Its sources include:
- Nuts and seeds
- Dry fruits
- Legumes (mixed beans, lentils, chickpeas)
- Dark leafy vegetables (spinach, broccoli)
- Fortified breakfast cereals
- Enriched rice or bread
|Animal-based Iron-rich Foods||Iron Content|
|3 oz. beef, chicken liver, mussels, oysters||3.5 mg|
|3 oz. sardines||2.1 mg|
|3 oz. cooked chicken, turkey, veal||0.6 mg|
|3 oz. salmon, tuna, perch||0.3 mg|
|Plant-based Iron-rich Foods||Iron Content|
|1 cup cooked beans
1/2 cup tofu
|1/2 cup canned lima beans, red beans, chickpeas
1 cup dried apricots
1 oz. pumpkin, sesame, squash seeds
|1/2 cup cooked split peas
1 oz. peanuts, pecans, walnuts, pistachios, roasted almonds, roasted cashews, sunflower seeds
1 cup brown rice
1/2 cup dried raisins, peaches, prunes
1 cup spinach, 1 medium stalk of broccoli,
1 slice of bread
How to Improve Iron Absorption from Food
Iron absorption depends greatly on the type of food and how it is prepared. Some foods increase iron absorption whereas others act as inhibitors.
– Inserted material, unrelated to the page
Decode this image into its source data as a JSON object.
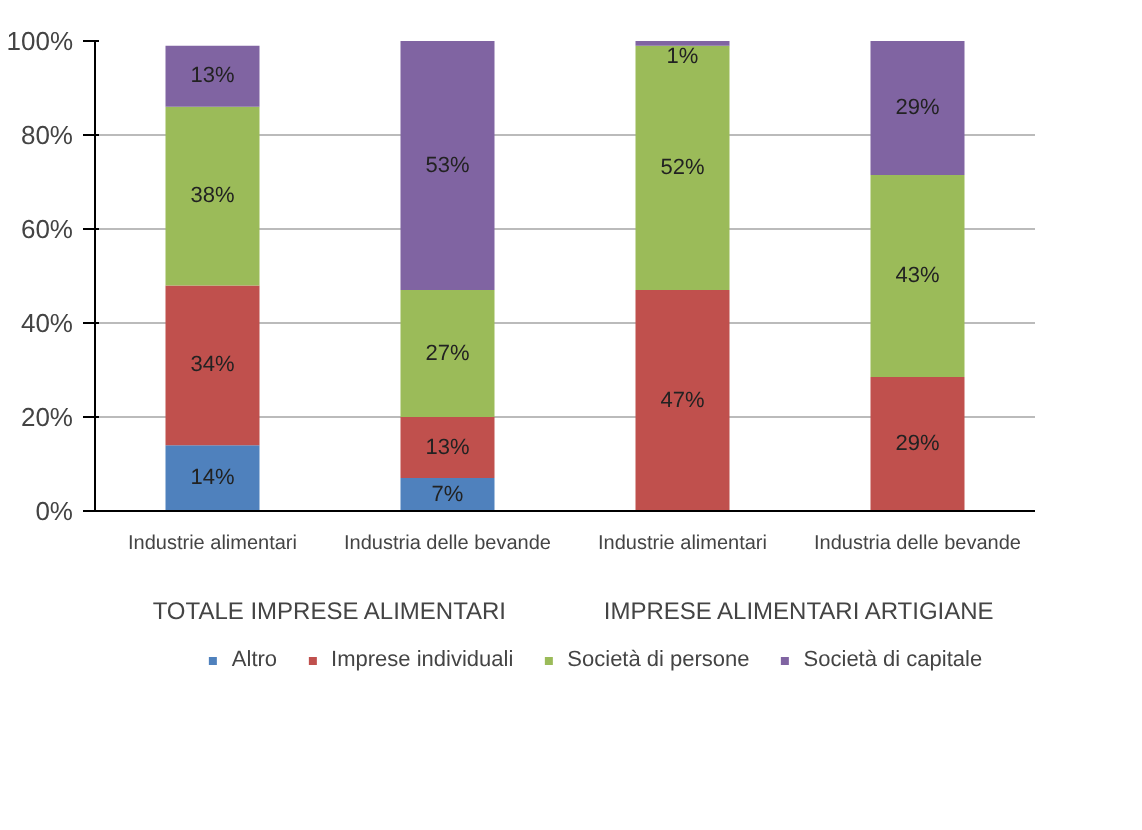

Some foods help to increase the absorption of iron from iron-rich foods, and these factors are called dietary enhancers. Foods like vitamin C, meat, and fish improve the body’s absorption of dietary iron.
Iron-rich foods that are also good sources of vitamin C are grapefruit, kiwi, oranges, strawberries, guava, tangerines, tomatoes, and dark green leafy vegetables, They increase the body’s absorption of non-haem iron.
Iron absorption can be inhibited to varying degrees by factors that bind to iron, including carbonates, oxalates, phosphates, and phytates. Factors found in vegetable fiber also inhibit non-haem iron absorption.
To absorb most of the iron in your food, avoid drinking coffee or tea and consuming calcium-rich foods or drinks with iron-rich foods. Such food items inhibit 50 percent of iron absorption.
Iron deficiency anemia is the most common type of anemia and is a serious health concern. The potential causes of developing anemia include nutritional deficiencies, blood loss, and the inability to absorb iron.
Consult your health care provider if you suspect you are anemic. Do not try to diagnose and treat iron-deficiency anemia yourself as you could end up with a misdiagnosis which can lead you to develop other health conditions such as constipation or even liver damage.